The newspaper Berliner Zeitung reported that allied intelligence agents photographed Putin in the mid-1980s outside the posh West Berlindepartment store KaDeWe, perhaps - they suspected - waiting for a rendezvous with a Soviet agent.


Several publications reported that Putin received an award from East Germany late in his career for his work there, but differed over the nature of the recognition.


Former East German Security Minister Erich Mielke, once one of the most feared men in East Germany, told the magazine Focus that Putin was honored "in recognition of considerable services to the ministry.'' But the weekly Der Spiegel called the award a routine commendation. And a spokesman for the Gauck Commission, a German office poring over records of the old East German spy apparatus, the Stasi, said the award was "not entirely routine,'' but not all that important, either.


Missing in all this, unfortunately, was what Putin did to earn the honor.
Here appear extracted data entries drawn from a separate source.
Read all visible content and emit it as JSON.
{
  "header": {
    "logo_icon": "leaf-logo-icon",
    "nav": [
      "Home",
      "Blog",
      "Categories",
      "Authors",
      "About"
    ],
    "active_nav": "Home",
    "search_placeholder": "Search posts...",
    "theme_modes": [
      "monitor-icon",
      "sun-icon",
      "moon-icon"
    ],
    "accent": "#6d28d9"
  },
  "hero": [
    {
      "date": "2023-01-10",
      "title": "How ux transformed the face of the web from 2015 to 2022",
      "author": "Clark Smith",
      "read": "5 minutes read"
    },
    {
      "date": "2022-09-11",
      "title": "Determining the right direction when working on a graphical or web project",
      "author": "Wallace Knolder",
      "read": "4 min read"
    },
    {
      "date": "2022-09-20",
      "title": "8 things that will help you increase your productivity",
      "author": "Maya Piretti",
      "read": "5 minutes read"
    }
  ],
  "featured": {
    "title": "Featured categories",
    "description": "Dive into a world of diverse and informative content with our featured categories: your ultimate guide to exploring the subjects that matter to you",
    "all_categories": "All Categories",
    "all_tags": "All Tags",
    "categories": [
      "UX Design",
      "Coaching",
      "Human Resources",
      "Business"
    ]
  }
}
A spokeswoman for Germany's Federal Intelligence Service said Putin had held an "important post'' for the KGB in Dresden from 1984 to 1990, but added: "It's difficult to say exactly what he did.''


One of the few firsthand reports on Putin's work, in Sunday's edition of the newspaper Welt am Sonntag, suggests that Putin was a mid-level KGB agent performing fairly routine duties.


The newspaper quoted a former Stasi officer who worked with Putin, Gunther Kohler, as saying Putin and his family lived in a two-and-a-half room apartment in Dresden and that he frequently made secret visits to West Germany.


Kohler said Putin, who called himself Adamov, spoke excellent German - so well, in fact, that he could imitate German dialects. Unlike many Russian agents posted there, he appeared to like Germans and especially admired German discipline.


Some reports have suggested Putin not only tried to recruit Western businessmen and East Germans traveling to the West, but also kept track of East Germans who supported economic reform.